The single-channel properties of native NMDA receptors in laminae I and II of the dorsal horn of the neonatal rat spinal cord were studied using outside-out patch-clamp techniques. These receptors were found to have several features that distinguish them from native NMDA receptors elsewhere in the CNS. Single-channel currents activated by NMDA (100 nm) and glycine (10 microm) exhibited five distinct amplitude components with slope-conductance values of 19.9 +/- 0.8, 32.9 +/- 0.6, 42.2 +/- 1.1, 53.0 +/- 1.0 and 68.7 +/- 1.5 pS. Direct transitions were observed between all conductance levels but transitions between 69-pS openings and 20-, 33- and 42-pS openings were rare. There was no significant difference in the frequency of direct transitions from 42- to 20-pS compared to 20- to 42-pS transitions. The Kb (0 mV) for Mg2+ was 89 microm.
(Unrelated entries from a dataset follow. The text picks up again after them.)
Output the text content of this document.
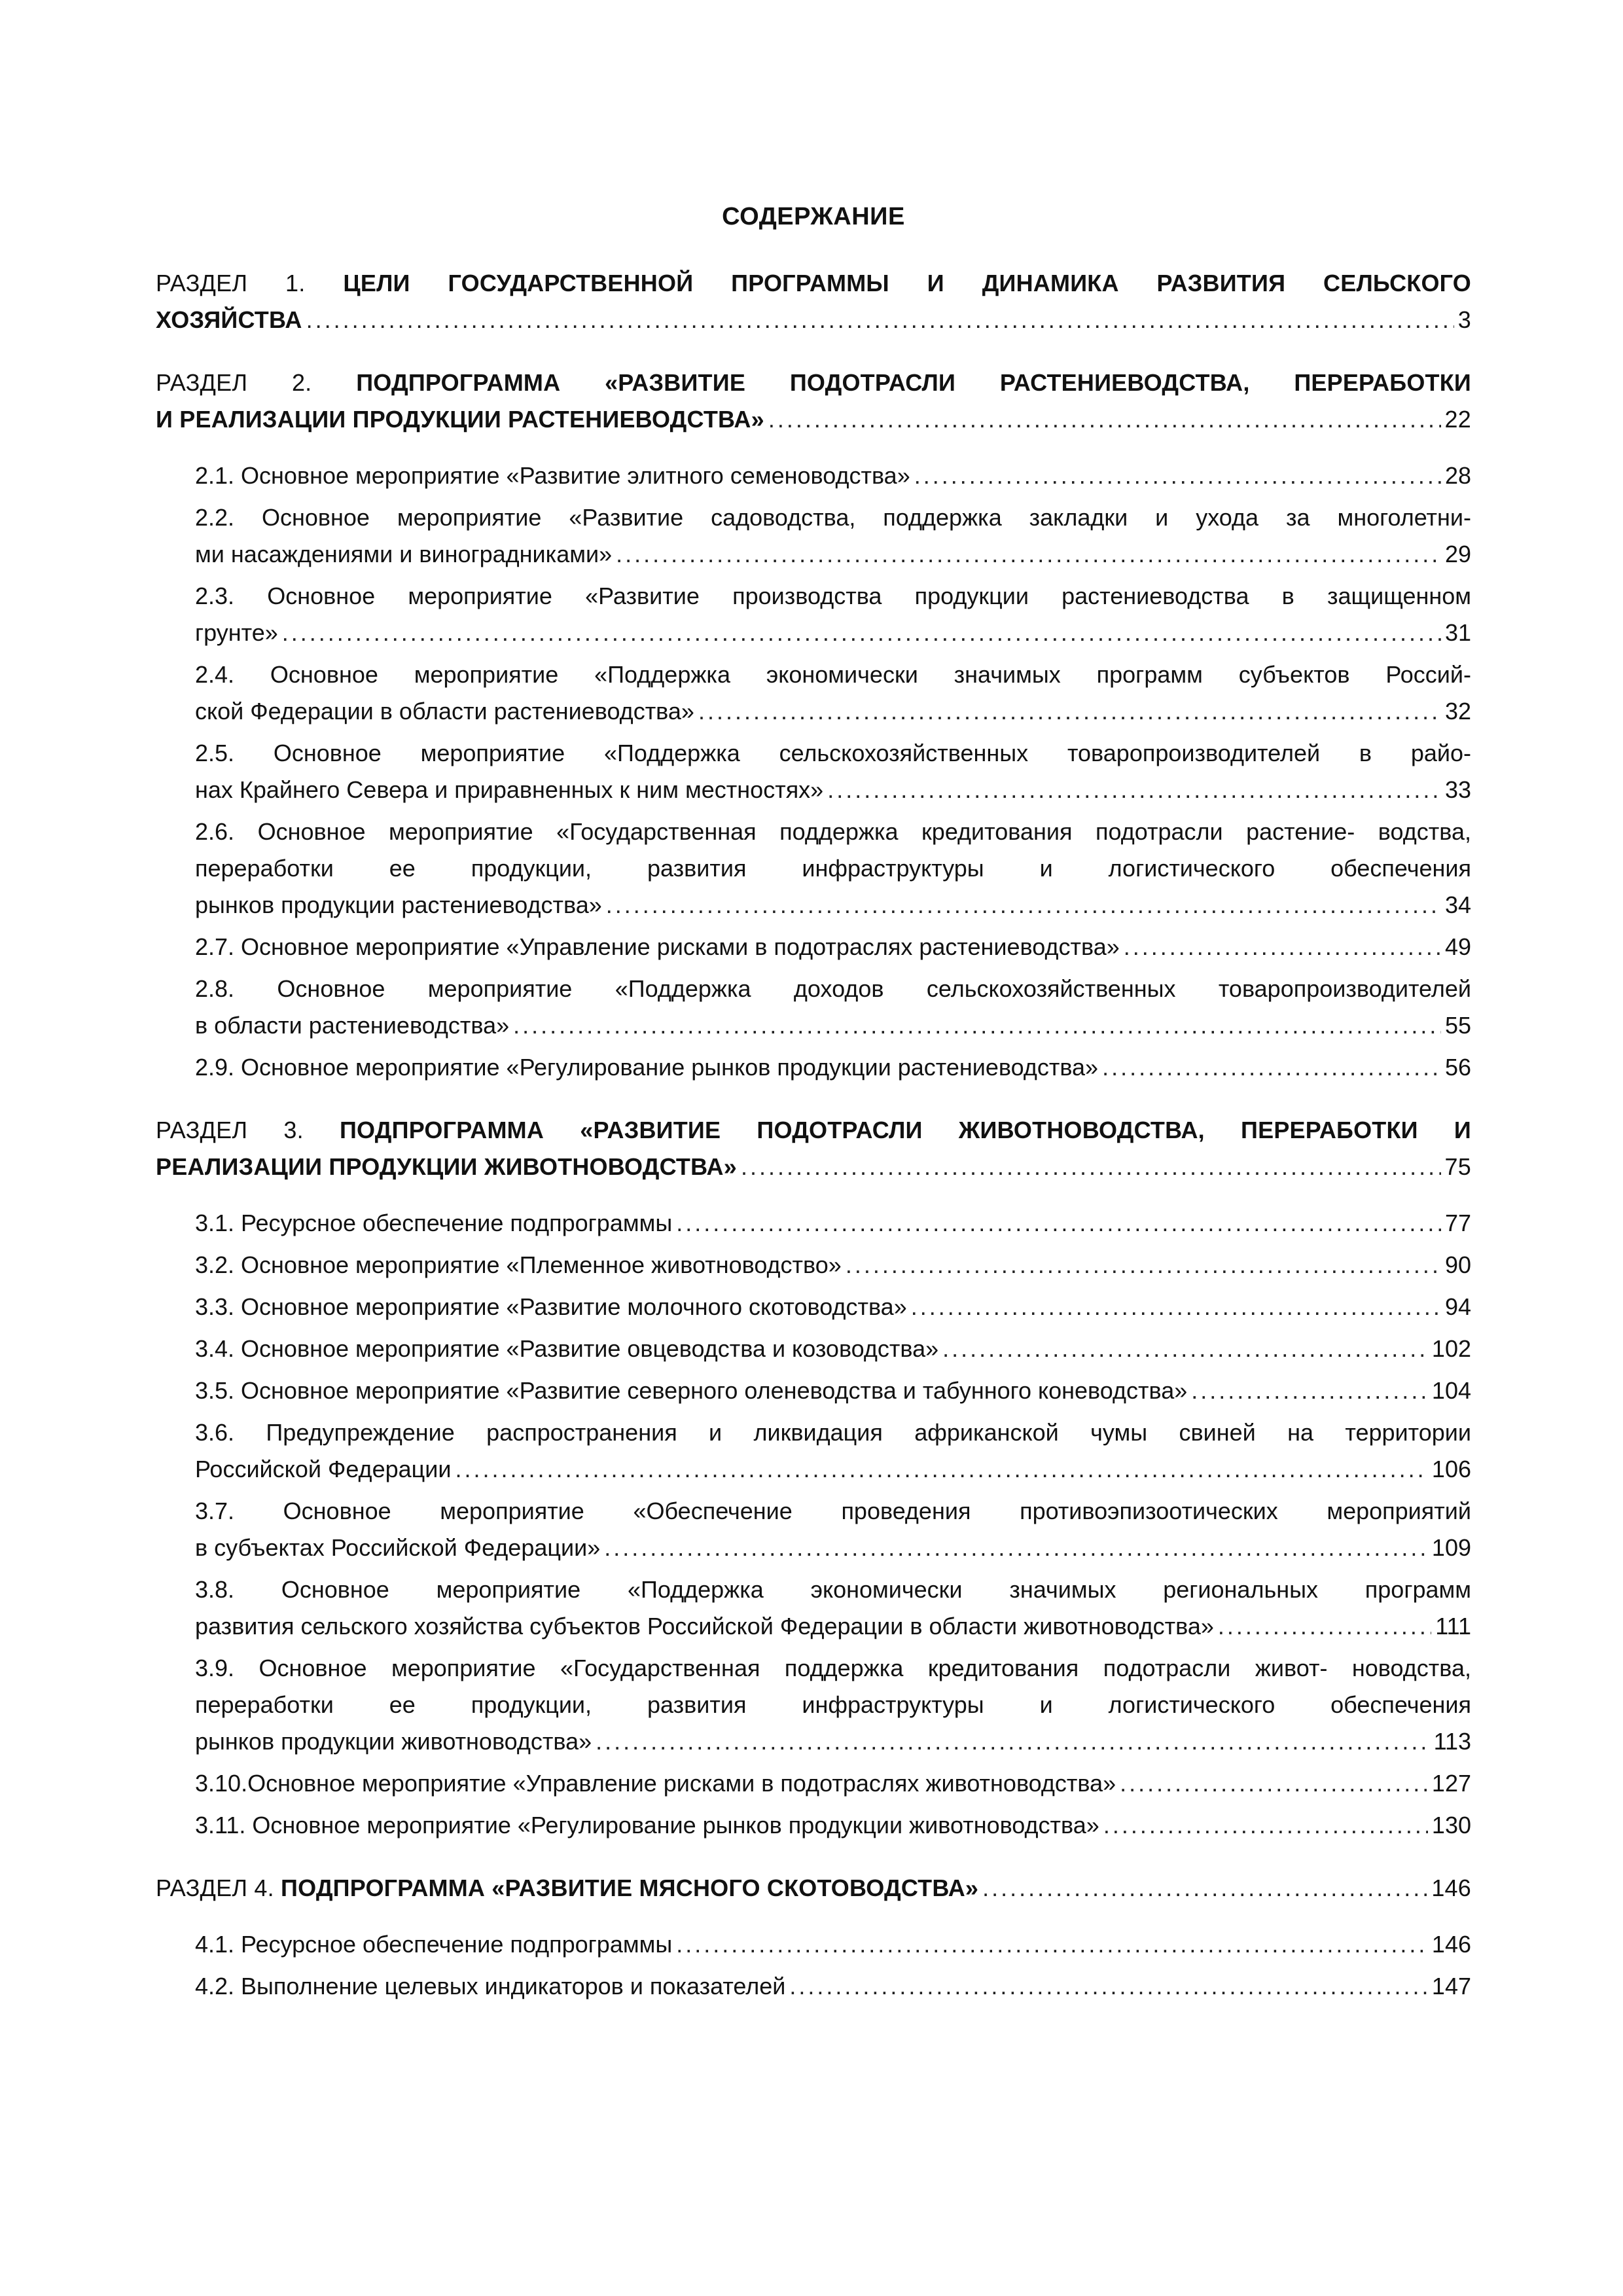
СОДЕРЖАНИЕ
РАЗДЕЛ 1. ЦЕЛИ ГОСУДАРСТВЕННОЙ ПРОГРАММЫ И ДИНАМИКА РАЗВИТИЯ СЕЛЬСКОГО
ХОЗЯЙСТВА .....	3
РАЗДЕЛ 2. ПОДПРОГРАММА «РАЗВИТИЕ ПОДОТРАСЛИ РАСТЕНИЕВОДСТВА, ПЕРЕРАБОТКИ
И РЕАЛИЗАЦИИ ПРОДУКЦИИ РАСТЕНИЕВОДСТВА» .....	22
2.1. Основное мероприятие «Развитие элитного семеноводства» .....	28
2.2. Основное мероприятие «Развитие садоводства, поддержка закладки и ухода за многолетни-
ми насаждениями и виноградниками» .....	29
2.3. Основное мероприятие «Развитие производства продукции растениеводства в защищенном
грунте» .....	31
2.4. Основное мероприятие «Поддержка экономически значимых программ субъектов Россий-
ской Федерации в области растениеводства» .....	32
2.5. Основное мероприятие «Поддержка сельскохозяйственных товаропроизводителей в райо-
нах Крайнего Севера и приравненных к ним местностях» .....	33
2.6. Основное мероприятие «Государственная поддержка кредитования подотрасли растениe- водства, переработки ее продукции, развития инфраструктуры и логистического обеспечения
рынков продукции растениеводства» .....	34
2.7. Основное мероприятие «Управление рисками в подотраслях растениеводства» .....	49
2.8. Основное мероприятие «Поддержка доходов сельскохозяйственных товаропроизводителей
в области растениеводства» .....	55
2.9. Основное мероприятие «Регулирование рынков продукции растениеводства» .....	56
РАЗДЕЛ 3. ПОДПРОГРАММА «РАЗВИТИЕ ПОДОТРАСЛИ ЖИВОТНОВОДСТВА, ПЕРЕРАБОТКИ И
РЕАЛИЗАЦИИ ПРОДУКЦИИ ЖИВОТНОВОДСТВА» .....	75
3.1. Ресурсное обеспечение подпрограммы .....	77
3.2. Основное мероприятие «Племенное животноводство» .....	90
3.3. Основное мероприятие «Развитие молочного скотоводства» .....	94
3.4. Основное мероприятие «Развитие овцеводства и козоводства» .....	102
3.5. Основное мероприятие «Развитие северного оленеводства и табунного коневодства» .....	104
3.6. Предупреждение распространения и ликвидация африканской чумы свиней на территории
Российской Федерации .....	106
3.7. Основное мероприятие «Обеспечение проведения противоэпизоотических мероприятий
в субъектах Российской Федерации» .....	109
3.8. Основное мероприятие «Поддержка экономически значимых региональных программ
развития сельского хозяйства субъектов Российской Федерации в области животноводства» .....	111
3.9. Основное мероприятие «Государственная поддержка кредитования подотрасли живот- новодства, переработки ее продукции, развития инфраструктуры и логистического обеспечения
рынков продукции животноводства» .....	113
3.10.Основное мероприятие «Управление рисками в подотраслях животноводства» .....	127
3.11. Основное мероприятие «Регулирование рынков продукции животноводства» .....	130
РАЗДЕЛ 4. ПОДПРОГРАММА «РАЗВИТИЕ МЯСНОГО СКОТОВОДСТВА» .....	146
4.1. Ресурсное обеспечение подпрограммы .....	146
4.2. Выполнение целевых индикаторов и показателей .....	147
The Mg2+ unblocking rate constant was similar to other reported values. However, the Mg2+ blocking rate constant was larger than other reported values, suggesting an unusually high sensitivity to Mg2+. The NR2B subunit-selective antagonist, ifenprodil, had no significant effect on overall channel activity but significantly decreased the mean open time of 53-pS openings. These results suggest neonatal laminae I and II NMDA receptors are not simply composed of NR1 and NR2B subunits or NR1 and NR2D subunits. It is possible that these properties are due to an as yet uninvestigated combination of two NR2 subunits with the NR1 subunit or a combination of NR3A, NR2 and NR1 subunits.